El robo de ayer en la mañana movilizó a la Policía, pero anoche no había rastros del ladrón que fugó en una moto de esa finca de calle Lemos, entre 9 y 10, Pocito. Ahí vive Abraham Solís, su mujer (que está de viaje) y sus dos hijos. La familia es de la ciudad boliviana de Potosí. No descartan que el delincuente haya manejado alguna información sobre la familia. Abraham y sus hermanos Nicolás y Cristobal tienen una chacra, además manejan cuadrillas en la cosecha.
Abraham señaló: "Para mí fue casualidad.

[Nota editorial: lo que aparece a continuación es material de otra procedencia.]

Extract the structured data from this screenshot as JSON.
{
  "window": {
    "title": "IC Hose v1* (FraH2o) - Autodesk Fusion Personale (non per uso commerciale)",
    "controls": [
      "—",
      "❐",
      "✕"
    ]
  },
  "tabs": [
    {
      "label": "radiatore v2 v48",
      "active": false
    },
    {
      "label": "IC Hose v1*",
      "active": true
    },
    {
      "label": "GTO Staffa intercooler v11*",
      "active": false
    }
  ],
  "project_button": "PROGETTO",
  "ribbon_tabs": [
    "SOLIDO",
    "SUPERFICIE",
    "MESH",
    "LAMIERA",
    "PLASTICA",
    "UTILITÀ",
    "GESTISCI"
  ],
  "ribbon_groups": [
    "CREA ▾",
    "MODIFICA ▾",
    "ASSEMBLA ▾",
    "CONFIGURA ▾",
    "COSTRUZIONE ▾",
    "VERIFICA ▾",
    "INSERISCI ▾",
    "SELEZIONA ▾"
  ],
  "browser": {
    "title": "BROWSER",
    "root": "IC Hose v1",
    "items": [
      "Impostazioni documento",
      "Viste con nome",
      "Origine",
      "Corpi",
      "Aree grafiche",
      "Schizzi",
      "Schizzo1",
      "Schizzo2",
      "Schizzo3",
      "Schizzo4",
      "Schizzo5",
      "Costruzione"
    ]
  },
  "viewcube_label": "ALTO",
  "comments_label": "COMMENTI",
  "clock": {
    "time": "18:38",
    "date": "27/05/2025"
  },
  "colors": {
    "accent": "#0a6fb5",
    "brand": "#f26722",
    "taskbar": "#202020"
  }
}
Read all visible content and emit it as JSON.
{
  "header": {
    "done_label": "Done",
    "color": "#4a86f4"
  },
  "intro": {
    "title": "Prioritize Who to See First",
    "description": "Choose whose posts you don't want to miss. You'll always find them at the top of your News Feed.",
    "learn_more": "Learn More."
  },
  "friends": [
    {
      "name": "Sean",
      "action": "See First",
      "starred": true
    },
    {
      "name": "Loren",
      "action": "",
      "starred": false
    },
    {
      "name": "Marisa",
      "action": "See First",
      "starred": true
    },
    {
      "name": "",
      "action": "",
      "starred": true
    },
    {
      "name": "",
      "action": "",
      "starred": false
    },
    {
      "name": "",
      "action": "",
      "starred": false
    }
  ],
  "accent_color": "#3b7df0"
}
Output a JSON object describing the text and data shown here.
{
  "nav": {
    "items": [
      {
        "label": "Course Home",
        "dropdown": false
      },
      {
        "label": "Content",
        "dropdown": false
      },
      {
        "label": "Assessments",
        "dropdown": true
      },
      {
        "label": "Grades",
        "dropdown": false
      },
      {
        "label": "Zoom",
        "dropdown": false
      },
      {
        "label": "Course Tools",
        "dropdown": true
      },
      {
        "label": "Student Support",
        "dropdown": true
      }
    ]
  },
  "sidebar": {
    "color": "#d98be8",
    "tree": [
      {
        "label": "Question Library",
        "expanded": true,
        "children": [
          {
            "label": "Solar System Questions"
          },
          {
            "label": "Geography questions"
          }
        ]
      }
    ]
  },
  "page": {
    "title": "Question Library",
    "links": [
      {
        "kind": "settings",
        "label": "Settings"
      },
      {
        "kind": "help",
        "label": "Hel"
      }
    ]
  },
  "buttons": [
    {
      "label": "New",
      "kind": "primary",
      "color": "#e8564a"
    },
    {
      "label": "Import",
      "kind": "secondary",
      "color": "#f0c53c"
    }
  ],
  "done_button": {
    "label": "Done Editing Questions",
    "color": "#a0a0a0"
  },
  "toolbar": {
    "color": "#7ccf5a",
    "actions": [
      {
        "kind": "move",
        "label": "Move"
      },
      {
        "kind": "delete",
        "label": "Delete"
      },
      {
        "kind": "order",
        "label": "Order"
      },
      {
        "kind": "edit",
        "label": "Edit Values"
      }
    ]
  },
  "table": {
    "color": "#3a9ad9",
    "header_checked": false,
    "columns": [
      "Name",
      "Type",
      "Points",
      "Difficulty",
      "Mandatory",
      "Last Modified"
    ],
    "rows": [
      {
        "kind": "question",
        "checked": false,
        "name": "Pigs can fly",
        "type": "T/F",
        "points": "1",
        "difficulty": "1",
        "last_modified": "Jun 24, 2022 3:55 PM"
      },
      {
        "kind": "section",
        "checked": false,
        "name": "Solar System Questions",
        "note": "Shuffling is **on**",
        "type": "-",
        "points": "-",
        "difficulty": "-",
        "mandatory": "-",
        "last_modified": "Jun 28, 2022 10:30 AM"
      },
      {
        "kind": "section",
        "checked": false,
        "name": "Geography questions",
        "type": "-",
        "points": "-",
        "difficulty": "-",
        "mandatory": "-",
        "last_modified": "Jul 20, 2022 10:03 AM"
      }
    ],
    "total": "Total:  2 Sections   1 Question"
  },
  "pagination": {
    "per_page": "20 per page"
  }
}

Nadie sabía que teníamos esa plata. Y no tengo problemas con nadie", a la vez que aclaró que los chicos relataron que el ladrón no llevaba arma y al único que maniataron fue al nene de 11 años. La niña permanecía paralizada del miedo.
"El hombre preguntaba dónde estaba la plata", relató Nicolás, tío de los pequeños. Mientras hurgaba las cosas, el delincuente cargó un televisor y un DVD en un bolso, pero luego dejó todo eso cuando encontró la mochila con los 400.000 pesos en medio de la pila de ropa.
"Nos robaron el ahorro de los tres hermanos. Los tres trabajamos en lo que sea, en la chacra o cosechando, y hacemos una "vaquita" o fondo común. Era toda la plata que habíamos reunido en un año y medio, o dos. No sé qué vamos a hacer ahora", dijo, Abraham.